If that calm continues, there will inevitably be another fight over what prompted it. Federal officials say their overwhelming force has made a difference. District officials say it is peaceful protesters — there were few arrests in the city on Tuesday and none Wednesday — who have prevented the convergence of so many law enforcement agencies from turning dangerous.
“The people saved us from this confusion,” said Eleanor Holmes Norton, who represents the District but has no voting power in Congress.
Karl Racine, the Washington district attorney, objected to any appearance in Mr. Barr’s comments on Thursday that the District was on board with the deployment of federal officers to the city’s streets. “That simply is not the case,” Mr. Racine said.
“What the White House doesn’t want people to see is the multigenerational, multiracial, multiethnic, multigeographic, overwhelmingly peaceful nature of these protests,” Mr. Racine said. “This isn’t a few protests.

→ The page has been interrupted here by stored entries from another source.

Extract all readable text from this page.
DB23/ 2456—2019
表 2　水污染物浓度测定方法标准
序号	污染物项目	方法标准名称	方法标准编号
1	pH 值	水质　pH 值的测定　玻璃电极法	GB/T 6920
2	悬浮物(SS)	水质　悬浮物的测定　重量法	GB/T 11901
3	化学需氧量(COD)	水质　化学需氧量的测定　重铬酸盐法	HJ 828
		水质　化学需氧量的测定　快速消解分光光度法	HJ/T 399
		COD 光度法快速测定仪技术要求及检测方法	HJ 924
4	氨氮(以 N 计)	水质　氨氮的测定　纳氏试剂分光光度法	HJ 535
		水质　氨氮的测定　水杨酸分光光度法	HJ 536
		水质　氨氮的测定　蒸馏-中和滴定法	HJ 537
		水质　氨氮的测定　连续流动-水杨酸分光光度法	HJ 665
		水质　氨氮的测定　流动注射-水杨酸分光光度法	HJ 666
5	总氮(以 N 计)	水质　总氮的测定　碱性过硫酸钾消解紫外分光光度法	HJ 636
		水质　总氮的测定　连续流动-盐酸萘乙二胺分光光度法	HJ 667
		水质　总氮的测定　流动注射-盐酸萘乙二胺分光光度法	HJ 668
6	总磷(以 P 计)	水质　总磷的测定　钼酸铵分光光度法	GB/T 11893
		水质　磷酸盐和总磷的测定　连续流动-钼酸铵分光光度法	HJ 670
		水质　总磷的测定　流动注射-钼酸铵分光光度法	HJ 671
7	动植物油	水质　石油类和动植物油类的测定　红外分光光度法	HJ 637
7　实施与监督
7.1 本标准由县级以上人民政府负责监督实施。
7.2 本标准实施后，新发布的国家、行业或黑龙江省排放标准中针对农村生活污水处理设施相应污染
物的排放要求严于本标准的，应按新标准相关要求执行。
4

This is a movement that believes justice should be for all; that policing should be fair and not disproportionately harsher for some.”
Mr. Racine said he contacted the dozen-plus states that had been asked to send national guard forces to the District, and that none of them could recall that the Trump administration cited any legal basis for the request. The D.C. National Guard has been in the city, too, the only force the mayor has requested. But under Home Rule, she didn’t have the power to deploy them herself; only the president can do that.
Mr. Racine said in a letter to Mr. Barr, Defense Secretary Mark Esper and Mr. Trump’s chief of staff, Mark Meadows, that he was reviewing the legality of the federal government’s decision to ask out-of-state national guardsmen and federal law enforcement entities, including the Bureau of Prisons, to police Washington’s streets.
“We are seeking information regarding the legal authority for these entities’ presence in the District and their actions,” Mr. Racine wrote.